With the above information, let’s look at the guidelines geared toward the management of acute stroke and prevention of recurrence.

  1. In people with sickle cell disease who present with severe headache, altered level of consciousness, seizures, speech problems with or without paralysis, evaluate for acute stroke. Seek neurologic consultation and perform an urgent head computed tomography (CT) followed by magnetic resonance imaging (MRI) and magnetic resonance angiography (MRA) if available.
  2. In consultation with a sickle cell expert, perform an exchange transfusion in people with sickle cell disease who develop acute stroke confirmed by neuroimaging.
  3. Initiate prompt evaluation, including neurologic consultation and neuroimaging studies, in people with sickle cell disease who have a mild, subtle or recent history of signs or symptoms consistent with transient ischemic attacks.
  4. In children and adults who have had a stroke, initiate a program of monthly simple or exchange transfusions.

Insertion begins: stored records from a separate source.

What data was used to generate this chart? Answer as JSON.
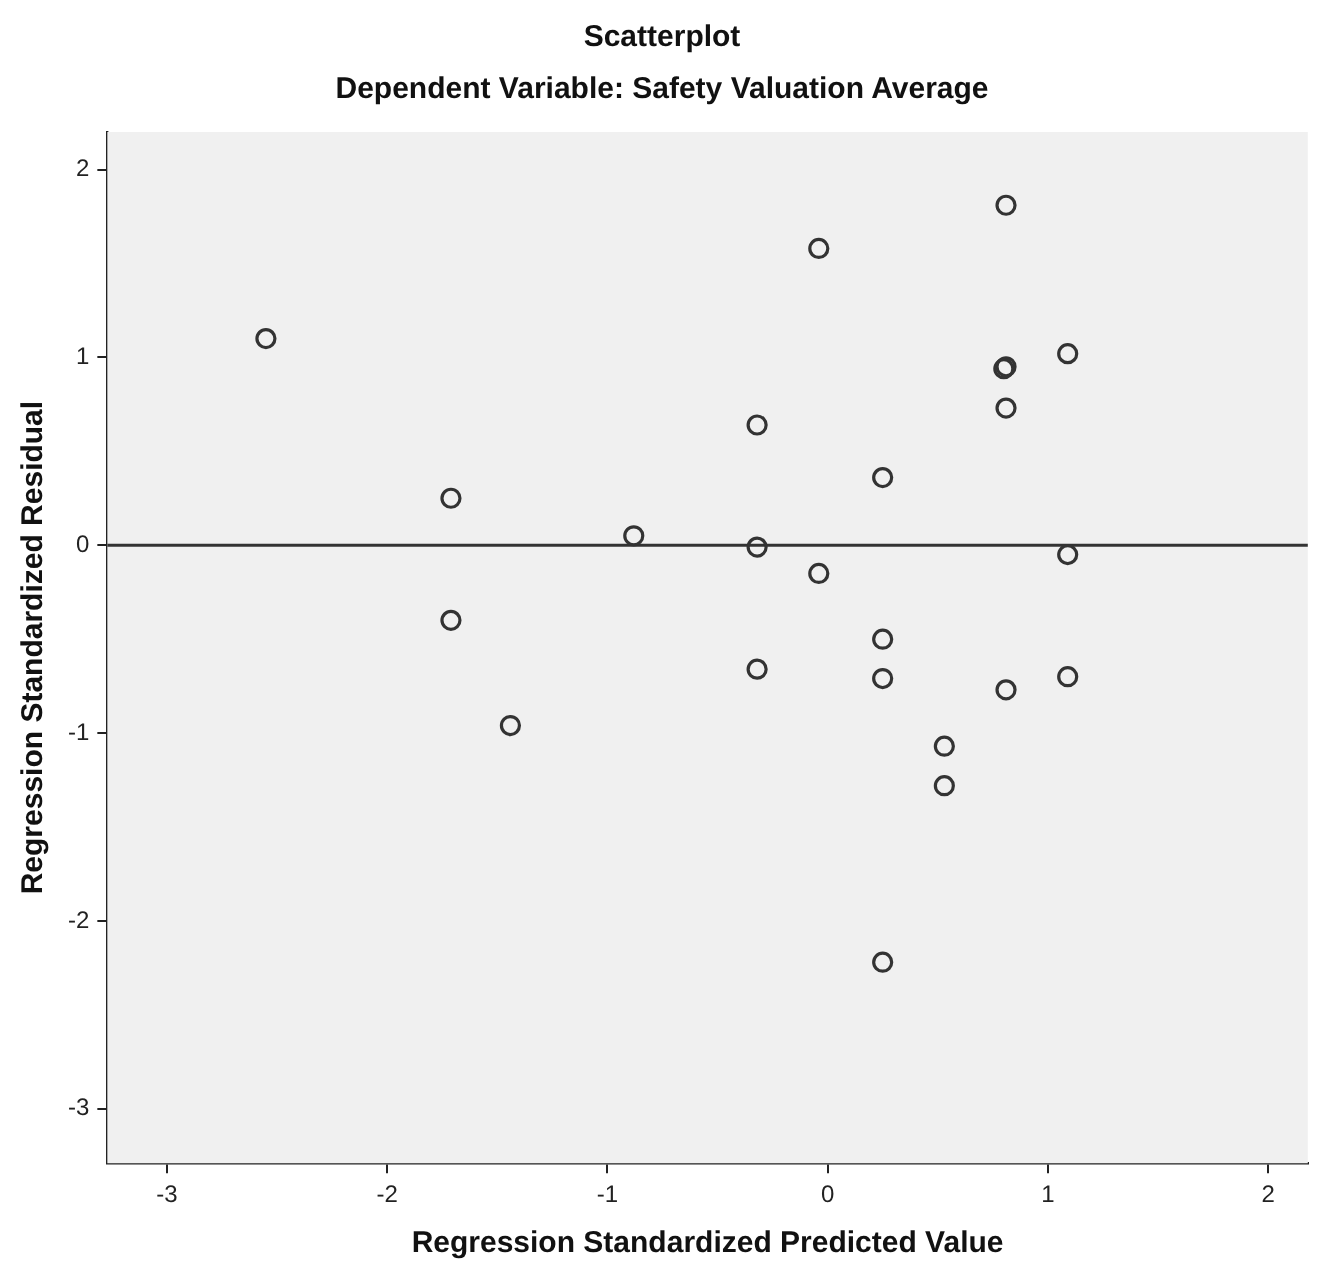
{
  "chart_data": {
    "type": "scatter",
    "title": "Scatterplot",
    "subtitle": "Dependent Variable: Safety Valuation Average",
    "xlabel": "Regression Standardized Predicted Value",
    "ylabel": "Regression Standardized Residual",
    "x": [
      -2.55,
      -1.71,
      -1.71,
      -0.88,
      -1.44,
      0.81,
      -0.04,
      1.09,
      0.81,
      0.8,
      0.81,
      -0.32,
      0.25,
      -0.32,
      -0.04,
      1.09,
      0.25,
      -0.32,
      0.25,
      1.09,
      0.81,
      0.53,
      0.53,
      0.25
    ],
    "values": [
      1.1,
      0.25,
      -0.4,
      0.05,
      -0.96,
      1.81,
      1.58,
      1.02,
      0.95,
      0.94,
      0.73,
      0.64,
      0.36,
      -0.01,
      -0.15,
      -0.05,
      -0.5,
      -0.66,
      -0.71,
      -0.7,
      -0.77,
      -1.07,
      -1.28,
      -2.22
    ],
    "color": "#333333",
    "marker": "circle",
    "xlim": [
      -3.27,
      2.18
    ],
    "xticks": [
      -3,
      -2,
      -1,
      0,
      1,
      2
    ],
    "ylim": [
      -3.29,
      2.2
    ],
    "yticks": [
      -3,
      -2,
      -1,
      0,
      1,
      2
    ],
    "ref_lines": [
      {
        "axis": "y",
        "value": 0,
        "color": "#333333"
      }
    ]
  }
}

  5. In children and adults who have had a stroke, if it is not possible to implement a transfusion program, initiate hydroxyurea therapy.

It is Prudent to acknowledge the scarcity of resources in many remote settings in Africa. A healthcare provider with adequate emergency care skills should be available at any facility with a fully functional ambulance to transfer such patients to hospitals with capabilities to handle people with stroke. Together, we can reduce the incidence of overt stroke among people living with sickle cell disease.